Week in Review > Week in Review 08-13-2021
Posted by Buckeye Association of School Administrators on August 13th, 2021FY22-23 BUDGET
Office of Budget and Management (OBM) Director Kimberly Murnieks announced Friday that Fitch Ratings, citing the state’s superior financial resilience, affirmed the state’s Issuer Default Rating (IDR) at “AA+” and elevated the state’s outlook to “Positive” from “Stable.” Additionally, OBM released the state’s July 2021 preliminary revenue data, which show the state’s General Revenue Fund tax receipts finishing July — the first month of FY22 — $24.7 million or 1.3 percent above the budgeted estimate.
CORONAVIRUS
Gov. Mike DeWine returned to the podium Friday to address the state’s surging Delta variant, now the dominant strain of COVID-19. In May, less than one percent of the lab sequenced COVID-19 test samples were identified as the Delta variant, DeWine said, but the most recent data from July 4 through July 7 show that 86.4 percent of lab sequenced cases were the Delta variant and that number has only increased since then. Highlighting the effectiveness of the vaccines, DeWine said 18,662 people have been hospitalized with COVID-19 since the first of the year. Of those, 18,367, or 98.4 percent, were people not fully vaccinated against the virus and just 295 of those, about 1.6 percent, were among fully vaccinated people.
Dr. Bruce Vanderhoff, the state’s chief medical officer and ODH director-designee, held his first press briefing in that new capacity Thursday. He focused on the COVID-19 pandemic and the Delta variant in particular, saying there is a continued “troubling increase” in cases statewide. ODH said 3,272 were reported in a 24-hour period Thursday, following 3,393 Wednesday. Those were the first two days above 3,000 cases since February, and Vanderhoff said the state’s number of cases per 100,000 residents is “rapidly climbing toward 200.” Noting that metric had fallen as low as 17.6 cases on July 7, he said ODH is adding additional data on that to its website to make such tracking easier. Hospitalizations, intensive care unit (ICU) admissions and ventilator usage are climbing as well, with the ODH update listing 130 hospitalizations and 13 ICU admissions in the past 24 hours Thursday.
EDUCATION
John Richard, Ph.D. will have been in the job of interim superintendent of public instruction for Ohio for just two weeks when he, too, will leave the position.

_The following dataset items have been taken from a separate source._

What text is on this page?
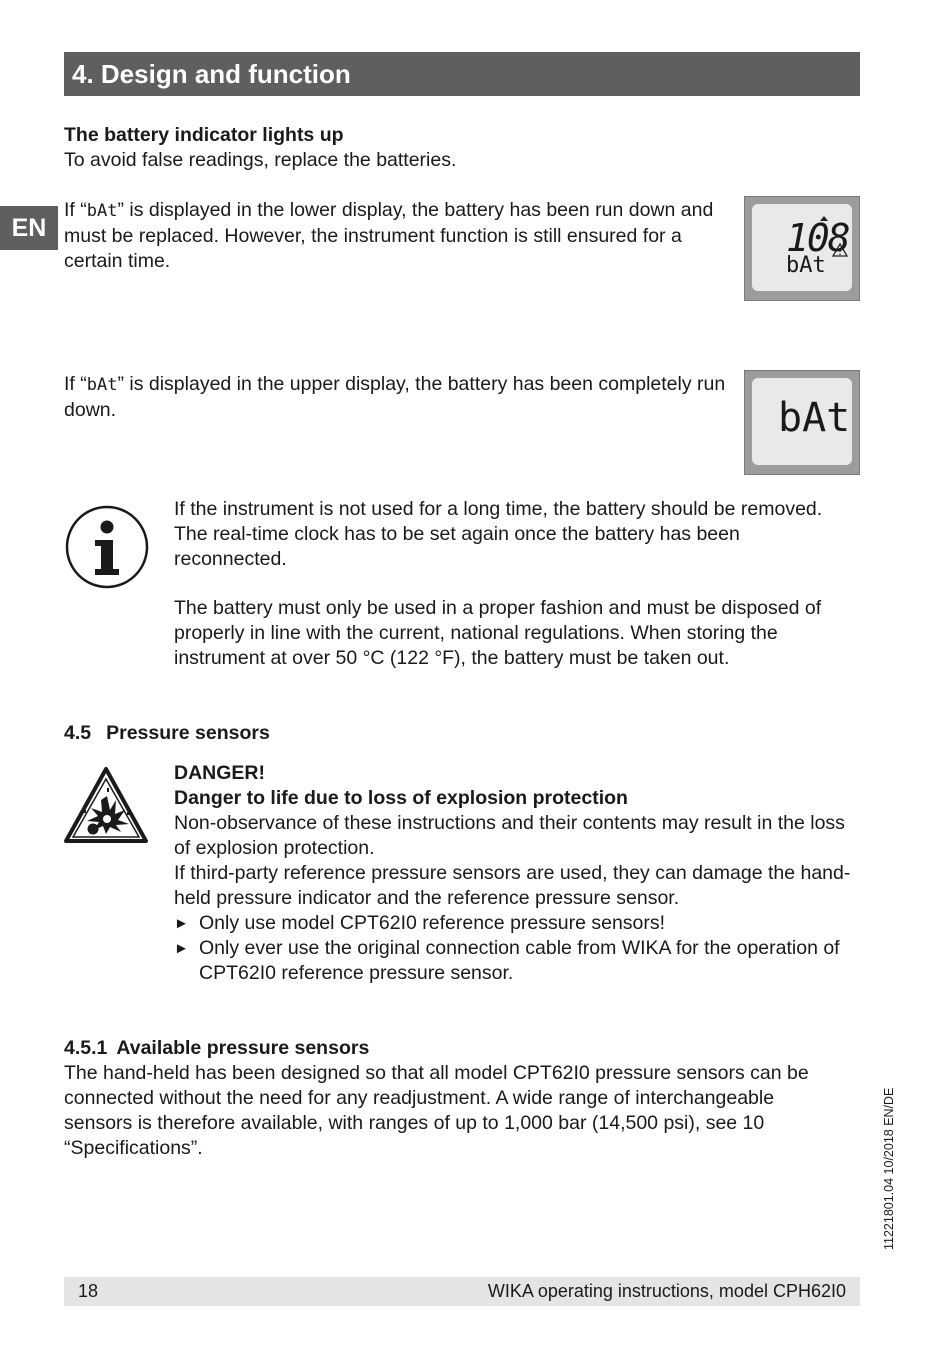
4. Design and function
EN
The battery indicator lights up
To avoid false readings, replace the batteries.
If “bAt” is displayed in the lower display, the battery has been run down and must be replaced. However, the instrument function is still ensured for a certain time.
108
bAt
If “bAt” is displayed in the upper display, the battery has been completely run down.	bAt
If the instrument is not used for a long time, the battery should be removed. The real-time clock has to be set again once the battery has been reconnected.
The battery must only be used in a proper fashion and must be disposed of properly in line with the current, national regulations. When storing the instrument at over 50 °C (122 °F), the battery must be taken out.
4.5 Pressure sensors
DANGER!
Danger to life due to loss of explosion protection
Non-observance of these instructions and their contents may result in the loss of explosion protection.
If third-party reference pressure sensors are used, they can damage the hand-held pressure indicator and the reference pressure sensor.
► Only use model CPT62I0 reference pressure sensors!
► Only ever use the original connection cable from WIKA for the operation of CPT62I0 reference pressure sensor.
4.5.1 Available pressure sensors
The hand-held has been designed so that all model CPT62I0 pressure sensors can be connected without the need for any readjustment. A wide range of interchangeable sensors is therefore available, with ranges of up to 1,000 bar (14,500 psi), see 10 “Specifications”.	11221801.04 10/2018 EN/DE
18	WIKA operating instructions, model CPH62I0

Tuesday Richard announced his resignation from the Ohio Department of Education (ODE) effective Friday, Oct. 8 — two weeks after current Superintendent of Public Instruction Paolo DeMaria retires on Friday, Sept. 24. In the announcement, he noted his commitment “to ensuring a smooth transition to the interim superintendent to be named by the State Board of Education ….” The state board is next scheduled to meet on Monday and Tuesday, Sept. 20 and 21.

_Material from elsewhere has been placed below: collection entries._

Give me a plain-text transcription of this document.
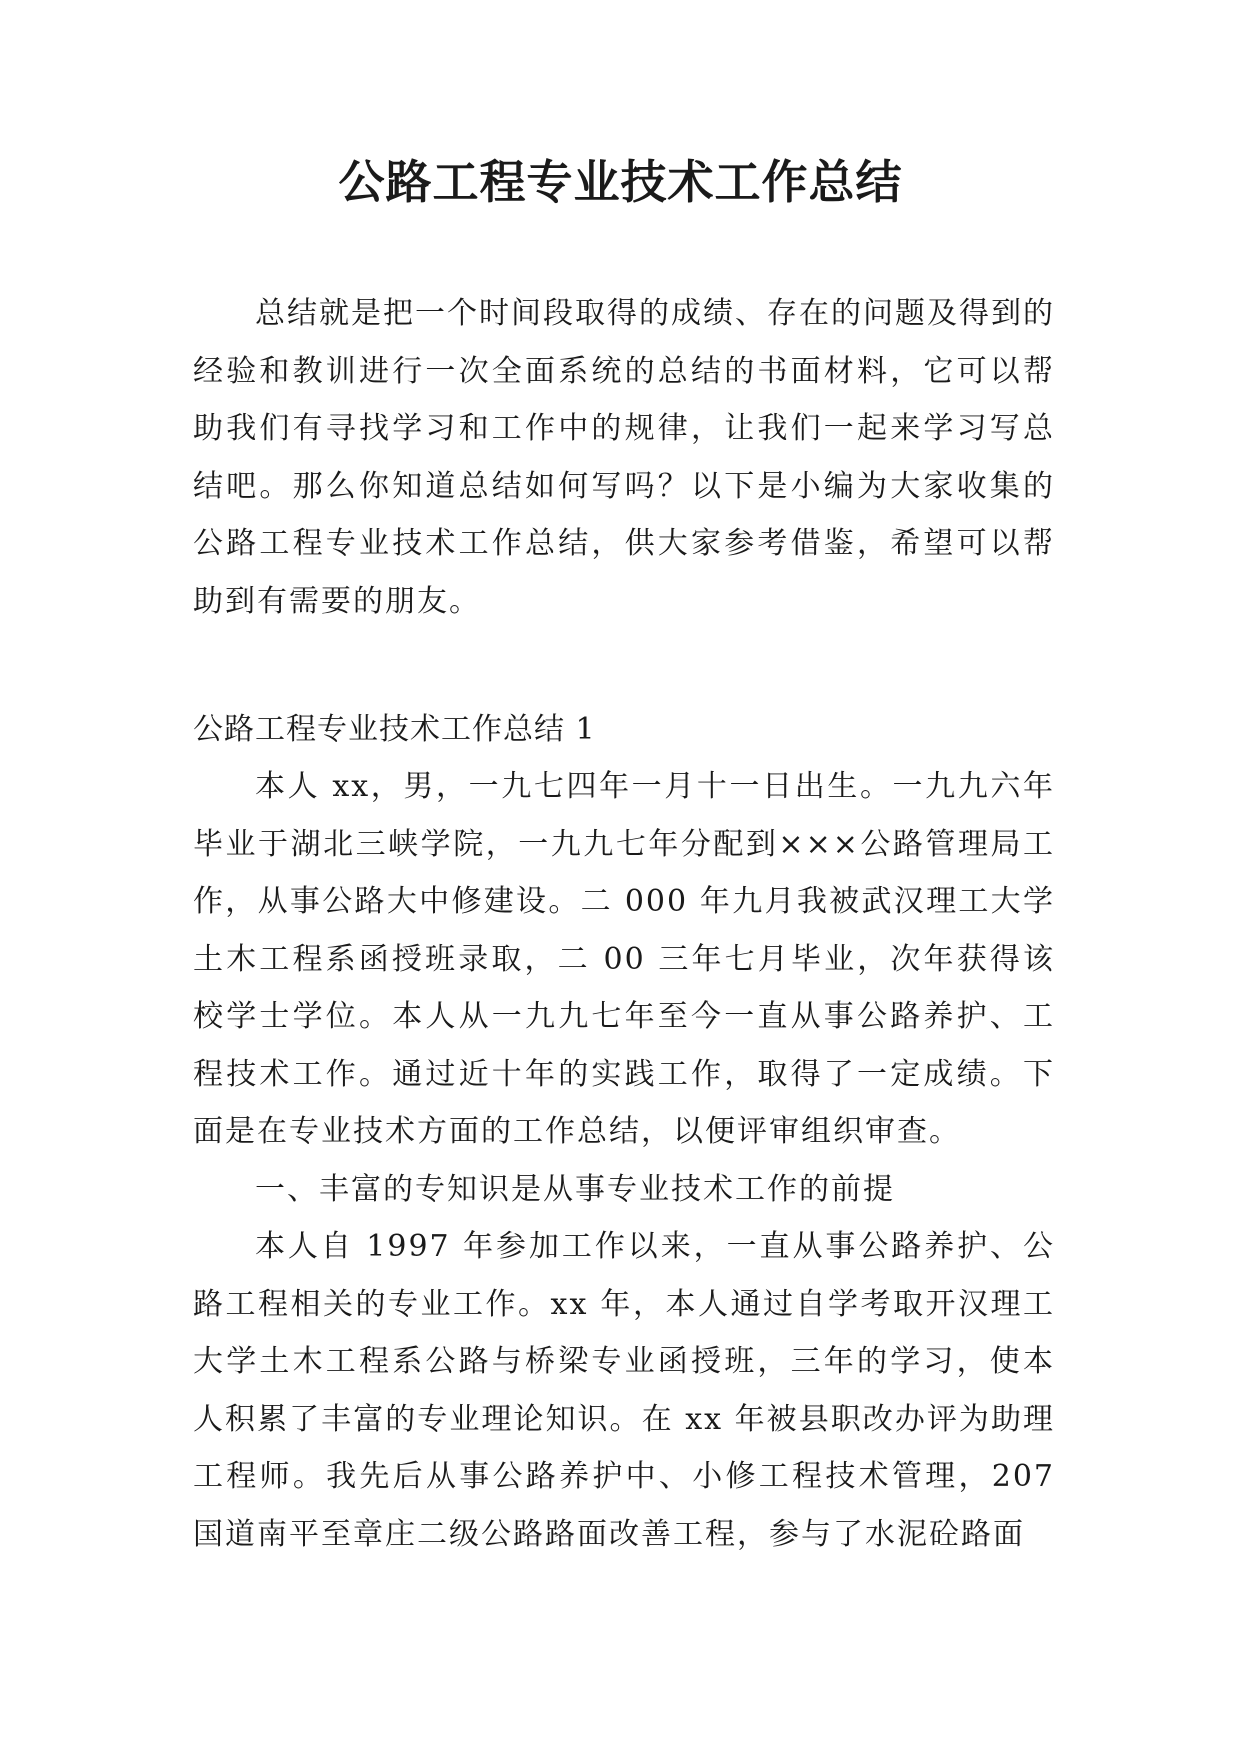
公路工程专业技术工作总结

总结就是把一个时间段取得的成绩、存在的问题及得到的经验和教训进行一次全面系统的总结的书面材料，它可以帮助我们有寻找学习和工作中的规律，让我们一起来学习写总结吧。那么你知道总结如何写吗？以下是小编为大家收集的公路工程专业技术工作总结，供大家参考借鉴，希望可以帮助到有需要的朋友。

公路工程专业技术工作总结 1

本人 xx，男，一九七四年一月十一日出生。一九九六年毕业于湖北三峡学院，一九九七年分配到×××公路管理局工作，从事公路大中修建设。二 000 年九月我被武汉理工大学土木工程系函授班录取，二 00 三年七月毕业，次年获得该校学士学位。本人从一九九七年至今一直从事公路养护、工程技术工作。通过近十年的实践工作，取得了一定成绩。下面是在专业技术方面的工作总结，以便评审组织审查。

一、丰富的专知识是从事专业技术工作的前提

本人自 1997 年参加工作以来，一直从事公路养护、公路工程相关的专业工作。xx 年，本人通过自学考取开汉理工大学土木工程系公路与桥梁专业函授班，三年的学习，使本人积累了丰富的专业理论知识。在 xx 年被县职改办评为助理工程师。我先后从事公路养护中、小修工程技术管理，207国道南平至章庄二级公路路面改善工程，参与了水泥砼路面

Panelists at Wednesday’s Columbus Metropolitan Club (CMC) waded into an ongoing controversy with a discussion on critical race theory — what it is and how it’s being used. The issue has overlapped other conversations about race and has been the subject of national, state and local debate. The State Board of Education’s resolution last summer to condemn racism continues to draw controversy a year later with the board’s asking the attorney general to review the legality of the resolution in action taken at the July 2021 meeting. Two bills introduced in the Statehouse, HB322 (Jones) and HB327 (Grendell-Fowler-Arthur), aiming to ban the teaching of “divisive concepts” in schools also drew partisan debate.
Reps. Adam Miller (D-Columbus) and Jessica E. Miranda (D-Forest Park) say they have submitted a resolution encouraging Ohio’s schools to retire the use of Native American mascots and to engage Native American groups as part of that process. This follows the recent announcement by the Cleveland Indians of their name change to the Cleveland Guardians.
GENERAL ASSEMBLY/STATEHOUSE
The Joint Committee on Agency Rule Review (JCARR) meeting previously scheduled for Monday, Aug. 9 was cancelled after the Ohio Department of Education (ODE), charter school operators and JCARR Chair Jamie Callender (R-Concord) agreed to a timeline for ODE to address “policy to rule” concerns regarding how charter schools are regulated, according to JCARR Executive Director Larry Wolpert. Wolpert told Hannah News that no other testimony was expected at the committee, so Callender decided to cancel the meeting.